This my first post on StackOverflow, so please be forgiving with any faux pas I may be making. I'm also new to Python, so any and all tips are welcome. My questions is simple, but no matter what I've tried I can't seem to figure it out. Here is my code:
import os
from bs4 import BeautifulSoup
import string
import nltk
from nltk import WordNetLemmatizer
from nltk.corpus import stopwords
from nltk import FreqDist
# For TF-IDF calculations
import math
from textblob import TextBlob as tb
def tf(word, blob):
return blob.words.count(word) / len(blob.words)
def n_containing(word, bloblist):
return sum(1 for blob in bloblist if word in blob.words)
def idf(word, bloblist):
return math.log(len(bloblist) / (1 + n_containing(word, bloblist)))
def tfidf(word, blob, bloblist):
return tf(word, blob) * idf(word, bloblist)
rootDir ='D:\rootDir'
testPath = r'D:\testPath'
trainPath = r'D:\trainPath'
data = []
lemmatizer = WordNetLemmatizer()
stop = stopwords.words("english")
stop += ['also']
bloblist_train = [tb('')] #Before EDIT: bloblist_train = tb('')
bloblist_test = [tb('')] #Before EDIT: bloblist_test = tb('')
for currentDirPath, subDirs, files in os.walk(rootDir):
for file in files:
with open(os.path.join(currentDirPath, file)) as dataFile:
inFile = dataFile.read()
html = BeautifulSoup(inFile, "html.parser")
text = html.get_text()
text_no_punc = text.translate(str.maketrans("", "", string.punctuation))
if testPath in currentDirPath:
bloblist_test += (tb(text_no_punc))
elif trainPath in currentDirPath:
bloblist_train += tb(text_no_punc)
words = text_no_punc.split()
data = data + words
I'm iterating over a larger directory of files with HTML documents and am parsing them and then further trying to find the TF-IDF for each word. I'm using a mix of packages and classes for this including BeautifulSoup, NLTK, and TextBlob. I'm using TextBlob to find the TF-IDF, but have run into the issue of creating a list of TextBlobs. The specific lines I'm having issues with are these:
if testPath in currentDirPath:
bloblist_test += tb(text_no_punc)
elif trainPath in currentDirPath:
bloblist_train += tb(text_no_punc)
The code presently creates just one giant TextBlob with all the documents concatenated as one TextBlob. I would like a TextBlob for each document. I have tried the following approach as well
if testPath in currentDirPath:
bloblist_test.append(tb(text_no_punc))
elif trainPath in currentDirPath:
bloblist_train.append(tb(text_no_punc))
which gives the error:
AttributeError: 'TextBlob' object has no attribute 'append'
What am I missing? Append is the method I have been using to create lists python strings like so:
s1 = [1,2,3]
s2 = [4,5]
s1.append(s2)
# Output: [[1,2,3], [4,5]]
But TextBlobs apparently don't support this.

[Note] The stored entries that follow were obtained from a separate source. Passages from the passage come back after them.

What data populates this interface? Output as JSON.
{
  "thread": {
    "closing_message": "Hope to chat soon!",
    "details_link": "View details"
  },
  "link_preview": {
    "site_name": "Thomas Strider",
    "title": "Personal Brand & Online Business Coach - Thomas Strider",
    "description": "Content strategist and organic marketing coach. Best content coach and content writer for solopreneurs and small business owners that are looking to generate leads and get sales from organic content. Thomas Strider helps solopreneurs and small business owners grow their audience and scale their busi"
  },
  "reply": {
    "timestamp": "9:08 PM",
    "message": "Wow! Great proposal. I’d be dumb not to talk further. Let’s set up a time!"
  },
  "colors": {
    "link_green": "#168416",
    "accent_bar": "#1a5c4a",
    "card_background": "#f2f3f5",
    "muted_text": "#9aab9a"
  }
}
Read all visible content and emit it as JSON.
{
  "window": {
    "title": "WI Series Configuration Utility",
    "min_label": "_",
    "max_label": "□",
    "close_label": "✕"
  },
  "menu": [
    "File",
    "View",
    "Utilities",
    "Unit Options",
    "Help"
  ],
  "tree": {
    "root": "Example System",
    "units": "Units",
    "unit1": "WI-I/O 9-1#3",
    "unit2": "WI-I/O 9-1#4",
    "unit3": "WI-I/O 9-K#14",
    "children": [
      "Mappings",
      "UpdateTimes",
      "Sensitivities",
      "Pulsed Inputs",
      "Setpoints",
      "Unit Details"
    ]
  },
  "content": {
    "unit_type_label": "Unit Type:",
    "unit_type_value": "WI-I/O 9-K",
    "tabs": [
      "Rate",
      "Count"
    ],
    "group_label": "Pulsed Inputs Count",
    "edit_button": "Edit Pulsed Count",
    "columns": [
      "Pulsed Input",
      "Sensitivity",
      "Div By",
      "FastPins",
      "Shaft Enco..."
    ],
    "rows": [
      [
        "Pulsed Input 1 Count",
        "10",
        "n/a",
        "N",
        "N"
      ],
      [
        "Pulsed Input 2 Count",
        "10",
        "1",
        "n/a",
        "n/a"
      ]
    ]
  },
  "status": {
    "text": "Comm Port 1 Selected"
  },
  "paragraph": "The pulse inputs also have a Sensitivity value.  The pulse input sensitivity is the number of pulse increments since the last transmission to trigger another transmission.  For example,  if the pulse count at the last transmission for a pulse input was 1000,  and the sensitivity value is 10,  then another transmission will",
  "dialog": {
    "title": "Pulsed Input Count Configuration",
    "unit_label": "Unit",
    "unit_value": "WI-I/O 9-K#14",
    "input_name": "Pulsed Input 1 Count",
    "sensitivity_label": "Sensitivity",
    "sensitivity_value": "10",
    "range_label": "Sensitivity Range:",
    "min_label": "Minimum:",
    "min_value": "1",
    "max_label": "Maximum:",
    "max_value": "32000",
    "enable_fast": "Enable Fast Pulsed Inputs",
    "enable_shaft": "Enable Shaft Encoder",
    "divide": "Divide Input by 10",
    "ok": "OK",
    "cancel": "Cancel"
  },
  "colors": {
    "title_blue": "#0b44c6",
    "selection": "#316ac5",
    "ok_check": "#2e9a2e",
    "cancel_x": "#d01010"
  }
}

So how do I go about creating a list of these Textblobs?
EDIT:
So I made some progress on my own, but am still having trouble formatting the list. Instead of initializing bloblist_train
and bloblist_test
to tb('')
, I set them equal to [tb('')]
because like my question says, they're suppose to hold a LIST of TextBlobs, not just TextBlobs. So now it would seem...it works! There's just one thing I still can't seem to get right: The way it is now creates a list with one empty TextBlob as the very first item (e.g. [TextBlob(""), TextBlob("one two three")]
).
I realize this is a slightly different question than what I started with, so if someone thinks I need to close this question and start a separate one, please let me know. Again, I'm new.
If not, I feel there is a simple keyword or syntactical solution that I'm missing and would greatly appreciate some input.
I eventually discovered the answer myself. I knew the answer seemed trivial, and turns out it was, but the fact that it was working with Textblob, I thought it would change the nature of the answer. Well, it didn't. I'm disappointed in the seasoned pythoners who passed my question by without a thought as all I simply had to do was this:
bloblist_train = []
bloblist_test = []
for currentDirPath, subDirs, files in os.walk(rootDir):
for file in files:
with open(os.path.join(currentDirPath, file)) as dataFile:
# .
# .
# .
if testPath in currentDirPath:
bloblist_test += [tb(text_no_punc]
elif trainPath in currentDirPath:
bloblist_train += [tb(text_no_punc)]
I was mixed up in the land of other languages, like C++, where I'm have to initialize my variables to their expected type. Instead, thanks to wonderful python, I just had to declare a list, and then add things to it. To other beginners like me, remember, python doesn't care what is in a list. It can be a mix of any object you put in there: int, char, string, Textblob, etc. Just tell it you have a list and then add away.